A study in which the researchers don’t actively control the value of any variable, but simply observe the values as they naturally exist.
Example: Hand washing study
- To estimate what percent of people in the US wash their hands after using a public restroom, researchers pretended to comb their hair while observing 6000 people in public restrooms throughout the United States. They found that 85% of the people who were observed washed their hands after going to the bathroom.

(Randomized) Experiment

A study in which the researcher actively controls one or more of the explanatory variables through random assignment.
Example: COVID Trial
Common features:
- Control group that gets no treatment or a standard treatment
- Placebo: A fake treatment to control for the placebo effect where if people believe they are receiving a treatment, they may experience the desired effect regardless of whether the treatment is any good.
- Blinding: When the subjects and/or researchers don’t know the explanatory group assignments.

Thoughts on Data Collection Goals

Random assignment allows you to explore causal relationships between your explanatory variables and the predictor variables because the randomization makes the explanatory groups roughly similar.
How do we draw causal conclusions from studies without random assignment?
- With extreme care! Try to control for all possible confounding variables.
- Discuss the associations/correlations you found. Use domain knowledge to address potentially causal links.
- Take more stats to learn more about causal inference.
But also consider the goals of your analysis. Often the research question isn’t causal.

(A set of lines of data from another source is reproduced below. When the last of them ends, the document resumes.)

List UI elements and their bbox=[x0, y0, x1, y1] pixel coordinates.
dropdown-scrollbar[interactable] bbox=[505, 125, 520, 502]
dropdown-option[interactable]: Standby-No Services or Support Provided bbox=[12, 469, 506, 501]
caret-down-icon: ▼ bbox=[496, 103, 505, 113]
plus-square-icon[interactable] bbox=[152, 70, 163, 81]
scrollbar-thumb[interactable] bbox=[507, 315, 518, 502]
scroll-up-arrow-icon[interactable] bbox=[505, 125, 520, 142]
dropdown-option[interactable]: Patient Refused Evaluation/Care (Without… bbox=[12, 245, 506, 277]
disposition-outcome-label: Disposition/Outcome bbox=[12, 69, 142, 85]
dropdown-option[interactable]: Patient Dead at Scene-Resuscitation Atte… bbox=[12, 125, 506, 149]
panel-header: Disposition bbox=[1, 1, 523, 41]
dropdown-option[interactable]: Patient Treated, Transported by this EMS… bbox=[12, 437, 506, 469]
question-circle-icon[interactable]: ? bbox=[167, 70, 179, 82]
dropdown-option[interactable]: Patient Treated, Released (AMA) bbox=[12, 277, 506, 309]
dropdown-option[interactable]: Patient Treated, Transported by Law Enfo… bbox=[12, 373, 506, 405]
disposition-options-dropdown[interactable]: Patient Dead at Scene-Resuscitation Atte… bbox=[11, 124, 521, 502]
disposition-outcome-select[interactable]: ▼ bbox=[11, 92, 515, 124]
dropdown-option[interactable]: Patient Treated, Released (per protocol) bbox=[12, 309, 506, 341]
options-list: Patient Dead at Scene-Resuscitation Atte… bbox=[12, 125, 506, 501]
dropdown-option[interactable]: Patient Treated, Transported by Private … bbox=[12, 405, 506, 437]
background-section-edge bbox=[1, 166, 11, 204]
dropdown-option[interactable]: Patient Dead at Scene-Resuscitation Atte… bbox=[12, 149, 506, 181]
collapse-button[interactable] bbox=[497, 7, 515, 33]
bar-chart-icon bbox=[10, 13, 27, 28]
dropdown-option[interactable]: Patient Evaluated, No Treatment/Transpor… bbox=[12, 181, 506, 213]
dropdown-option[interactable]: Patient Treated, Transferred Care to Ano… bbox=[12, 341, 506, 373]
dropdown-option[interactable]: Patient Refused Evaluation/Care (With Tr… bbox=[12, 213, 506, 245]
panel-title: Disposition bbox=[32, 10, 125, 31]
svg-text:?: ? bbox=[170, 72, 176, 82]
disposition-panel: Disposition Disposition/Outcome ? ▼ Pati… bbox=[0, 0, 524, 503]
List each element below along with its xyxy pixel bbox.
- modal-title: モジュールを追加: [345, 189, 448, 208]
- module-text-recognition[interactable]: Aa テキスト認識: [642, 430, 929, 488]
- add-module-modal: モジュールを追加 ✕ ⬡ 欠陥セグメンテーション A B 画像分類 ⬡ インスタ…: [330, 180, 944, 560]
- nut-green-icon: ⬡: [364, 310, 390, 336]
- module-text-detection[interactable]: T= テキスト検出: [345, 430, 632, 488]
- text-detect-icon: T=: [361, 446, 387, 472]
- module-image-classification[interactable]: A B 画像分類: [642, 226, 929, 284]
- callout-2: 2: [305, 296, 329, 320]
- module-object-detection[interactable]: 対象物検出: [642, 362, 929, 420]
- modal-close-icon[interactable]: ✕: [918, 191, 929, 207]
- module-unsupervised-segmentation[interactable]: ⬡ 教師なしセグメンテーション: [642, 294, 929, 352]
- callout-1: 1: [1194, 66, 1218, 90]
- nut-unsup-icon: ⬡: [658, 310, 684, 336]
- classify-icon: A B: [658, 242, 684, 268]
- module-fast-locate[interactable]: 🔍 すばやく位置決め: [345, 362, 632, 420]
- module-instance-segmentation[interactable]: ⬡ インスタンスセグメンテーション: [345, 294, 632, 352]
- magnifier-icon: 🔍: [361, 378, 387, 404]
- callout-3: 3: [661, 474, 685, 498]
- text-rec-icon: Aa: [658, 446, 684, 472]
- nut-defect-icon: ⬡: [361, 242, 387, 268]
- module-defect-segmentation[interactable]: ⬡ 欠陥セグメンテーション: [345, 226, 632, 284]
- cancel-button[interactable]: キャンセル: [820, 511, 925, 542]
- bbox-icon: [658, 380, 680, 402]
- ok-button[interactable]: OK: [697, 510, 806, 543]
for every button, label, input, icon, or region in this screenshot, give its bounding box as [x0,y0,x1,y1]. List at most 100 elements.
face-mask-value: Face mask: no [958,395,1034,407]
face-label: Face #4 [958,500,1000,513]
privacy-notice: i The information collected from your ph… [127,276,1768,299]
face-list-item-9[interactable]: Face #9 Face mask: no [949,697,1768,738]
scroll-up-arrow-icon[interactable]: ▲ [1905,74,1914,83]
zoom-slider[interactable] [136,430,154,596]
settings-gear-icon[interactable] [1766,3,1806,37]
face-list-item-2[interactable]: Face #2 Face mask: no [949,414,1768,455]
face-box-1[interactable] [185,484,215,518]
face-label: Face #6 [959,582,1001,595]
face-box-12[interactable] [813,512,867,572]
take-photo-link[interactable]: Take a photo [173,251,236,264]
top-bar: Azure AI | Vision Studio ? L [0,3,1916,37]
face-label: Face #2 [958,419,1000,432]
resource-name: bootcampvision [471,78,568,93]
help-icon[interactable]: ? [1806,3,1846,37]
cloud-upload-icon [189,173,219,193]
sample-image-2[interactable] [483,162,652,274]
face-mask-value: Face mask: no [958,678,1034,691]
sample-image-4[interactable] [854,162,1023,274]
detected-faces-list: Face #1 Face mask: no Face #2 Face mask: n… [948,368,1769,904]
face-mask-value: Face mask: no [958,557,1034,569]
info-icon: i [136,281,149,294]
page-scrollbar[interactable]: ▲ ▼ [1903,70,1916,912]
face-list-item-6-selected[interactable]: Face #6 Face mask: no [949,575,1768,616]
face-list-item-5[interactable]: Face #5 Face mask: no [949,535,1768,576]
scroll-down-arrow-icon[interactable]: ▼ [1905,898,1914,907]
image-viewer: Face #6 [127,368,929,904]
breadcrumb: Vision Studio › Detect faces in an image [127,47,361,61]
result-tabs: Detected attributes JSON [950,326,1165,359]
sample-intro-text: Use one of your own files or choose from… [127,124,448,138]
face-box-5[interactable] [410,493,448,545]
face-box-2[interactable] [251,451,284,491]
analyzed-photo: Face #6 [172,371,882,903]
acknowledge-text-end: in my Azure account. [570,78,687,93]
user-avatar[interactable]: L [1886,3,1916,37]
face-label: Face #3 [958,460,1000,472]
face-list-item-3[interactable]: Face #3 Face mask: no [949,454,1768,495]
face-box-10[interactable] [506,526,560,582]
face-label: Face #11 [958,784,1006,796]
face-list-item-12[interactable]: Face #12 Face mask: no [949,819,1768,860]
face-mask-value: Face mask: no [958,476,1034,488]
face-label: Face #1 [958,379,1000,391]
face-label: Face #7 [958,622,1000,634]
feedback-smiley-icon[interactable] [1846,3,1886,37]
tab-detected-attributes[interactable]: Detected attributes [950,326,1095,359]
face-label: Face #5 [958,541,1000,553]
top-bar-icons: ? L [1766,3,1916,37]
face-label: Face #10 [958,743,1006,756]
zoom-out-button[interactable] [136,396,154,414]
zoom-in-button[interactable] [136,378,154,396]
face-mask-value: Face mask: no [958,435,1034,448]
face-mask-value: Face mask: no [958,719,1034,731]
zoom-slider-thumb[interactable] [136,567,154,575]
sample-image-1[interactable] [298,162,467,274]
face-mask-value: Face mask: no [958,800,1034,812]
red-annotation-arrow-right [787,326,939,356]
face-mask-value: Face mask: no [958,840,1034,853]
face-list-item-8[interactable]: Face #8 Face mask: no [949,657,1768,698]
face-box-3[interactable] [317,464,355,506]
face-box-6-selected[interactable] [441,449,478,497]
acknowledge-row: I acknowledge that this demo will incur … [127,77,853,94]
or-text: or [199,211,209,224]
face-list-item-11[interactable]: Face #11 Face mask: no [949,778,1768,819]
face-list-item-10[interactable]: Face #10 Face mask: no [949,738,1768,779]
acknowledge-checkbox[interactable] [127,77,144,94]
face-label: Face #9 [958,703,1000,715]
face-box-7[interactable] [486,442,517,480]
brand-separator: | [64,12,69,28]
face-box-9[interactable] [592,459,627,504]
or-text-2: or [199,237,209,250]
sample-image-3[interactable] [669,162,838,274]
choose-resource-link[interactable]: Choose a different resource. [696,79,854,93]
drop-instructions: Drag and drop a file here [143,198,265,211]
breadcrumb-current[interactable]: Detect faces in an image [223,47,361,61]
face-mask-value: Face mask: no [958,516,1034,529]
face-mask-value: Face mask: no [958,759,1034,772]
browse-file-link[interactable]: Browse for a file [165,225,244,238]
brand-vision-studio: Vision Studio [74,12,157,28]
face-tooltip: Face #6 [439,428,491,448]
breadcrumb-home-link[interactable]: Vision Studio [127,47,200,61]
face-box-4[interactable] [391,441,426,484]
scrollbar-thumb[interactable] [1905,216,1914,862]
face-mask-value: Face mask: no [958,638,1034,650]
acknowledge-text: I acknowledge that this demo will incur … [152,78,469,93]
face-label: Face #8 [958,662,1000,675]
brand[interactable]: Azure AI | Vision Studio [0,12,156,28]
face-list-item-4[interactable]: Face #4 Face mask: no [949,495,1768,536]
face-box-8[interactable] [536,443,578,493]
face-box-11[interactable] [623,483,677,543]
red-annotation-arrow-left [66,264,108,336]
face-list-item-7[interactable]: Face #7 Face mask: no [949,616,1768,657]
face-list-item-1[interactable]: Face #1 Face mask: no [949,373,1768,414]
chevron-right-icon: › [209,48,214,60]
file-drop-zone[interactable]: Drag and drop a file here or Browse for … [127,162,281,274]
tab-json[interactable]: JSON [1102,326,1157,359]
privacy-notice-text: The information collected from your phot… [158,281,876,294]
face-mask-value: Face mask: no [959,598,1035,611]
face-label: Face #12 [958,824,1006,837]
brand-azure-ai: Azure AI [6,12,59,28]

Bottom Line: We often have to use imperfect data to make decisions.

Data Collection Activity

Reminders

Discuss exams:
- Registrar’s Office posted our Final Exam time:
  - In-class: Fri, Dec 15th 9am - noon
  - Oral: Wed, Dec 13th & Thurs, Dec 14th
- Midterm next week
  - In-class: Wed, Oct 11th 10:30 - ~~11:15~~ 11:45am
  - Oral: Wed afternoon - Fri, Oct 13th
  - No sections during midterm exam week!